Este nuevo fascismo rojo y pardo comparte con sus predecesores el culto al Estado, la demonización del enemigo externo y el control mediático. Y, como los regímenes totalitarios del siglo XX, necesita un enemigo simbólico para cohesionar al rebaño. Israel cumple hoy ese papel.
El antisemitismo, columna vertebral de todos los totalitarismos, resurge bajo el disfraz del antisionismo. Lo mismo da: el resultado es el mismo odio reciclado. Pedro Sánchez acusa a Israel de “genocidio” mientras blanquea a Hamás y a Irán. Y lo hace, como señaló Hannah Arendt, siguiendo el manual clásico del totalitarismo: fabricar un enemigo común para justificar la represión interna y distraer de la corrupción.

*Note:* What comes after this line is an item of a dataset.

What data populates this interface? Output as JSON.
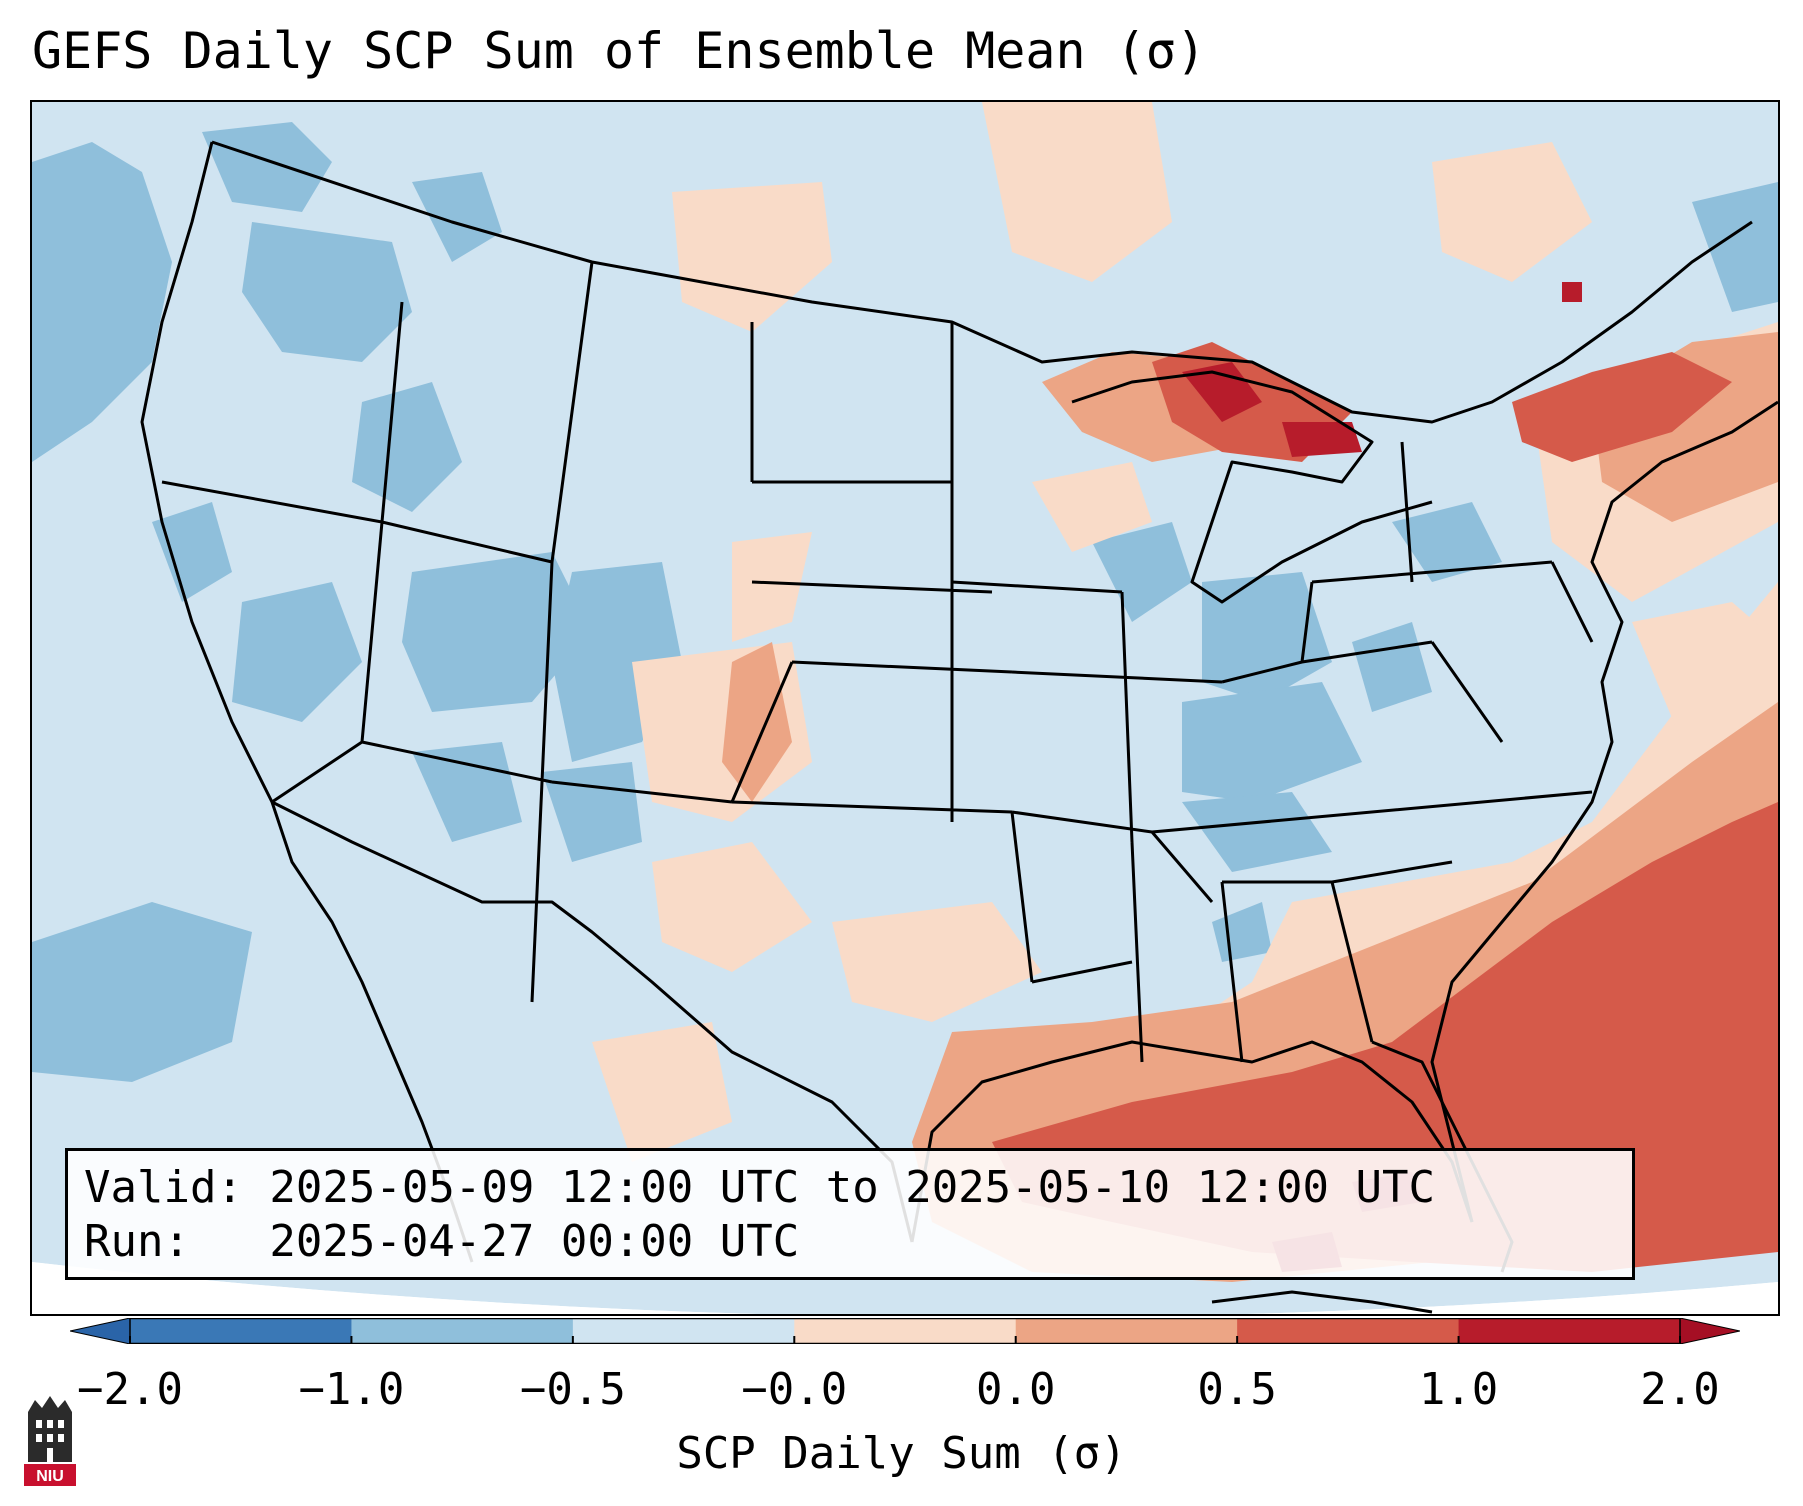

El mito del conflicto de clases
Cualquier persona leída, con algo más que formación básica y que no haya sido víctima de las leyes educativas progresistas, sabe que la historia de la humanidad no se reduce a una confrontación entre opresores y oprimidos, ni puede reducirse a un simplista conflicto de clases. La verdadera dinámica de la historia ha sido, y sigue siendo, el progreso humano mediante la acción espontánea: ensayo, error, acierto y conservación de lo que funciona.
El relato marxista cultural, dominante en la academia, reduce esa complejidad a una dialéctica ficticia de victimismo y explotación, ignorando siglos de prácticas sociales efectivas y de comunidades cohesionadas. La solidaridad auténtica no nace del resentimiento, sino del conocimiento mutuo: solo existe cuando los miembros de un grupo se conocen, comparten lazos afectivos o de parentesco, o una identidad moral común.
Como han explicado los historiadores serios —de Tönnies a Benedict Anderson—, el sentimiento de solidaridad hacia desconocidos es una ficción útil, una construcción imaginada que permite que sociedades grandes funcionen, pero que nada tiene que ver con la fraternidad real. Cuando el Estado sustituye la comunidad por el artificio ideológico, la solidaridad se convierte en coacción.
Epílogo: el espejo roto del “progreso”
El progresismo español contemporáneo —esa Sección Española de la Internacional de Hijos de la Gran Puta— no ha inventado nada nuevo. Solo ha repintado con tonos pastel el viejo totalitarismo del siglo XX.
Cambia el lenguaje, cambian los símbolos, pero el credo es el mismo: colectivismo, censura, estatismo y odio al disidente.
El liberalismo, con su defensa del individuo, la libertad, la responsabilidad y el mérito, sigue siendo el verdadero enemigo del totalitarismo. Por eso lo caricaturizan como “fascista”.
La ironía final es cruel: quienes más gritan “¡no pasarán!” son los mismos que han vuelto a abrir la puerta a la tiranía, con sonrisa de influencer, subvención ministerial y pulsera multicolor.
La pregunta, como siempre, es si la sociedad española abrirá los ojos a tiempo, o seguirá aplaudiendo al verdugo mientras le coloca la soga al cuello.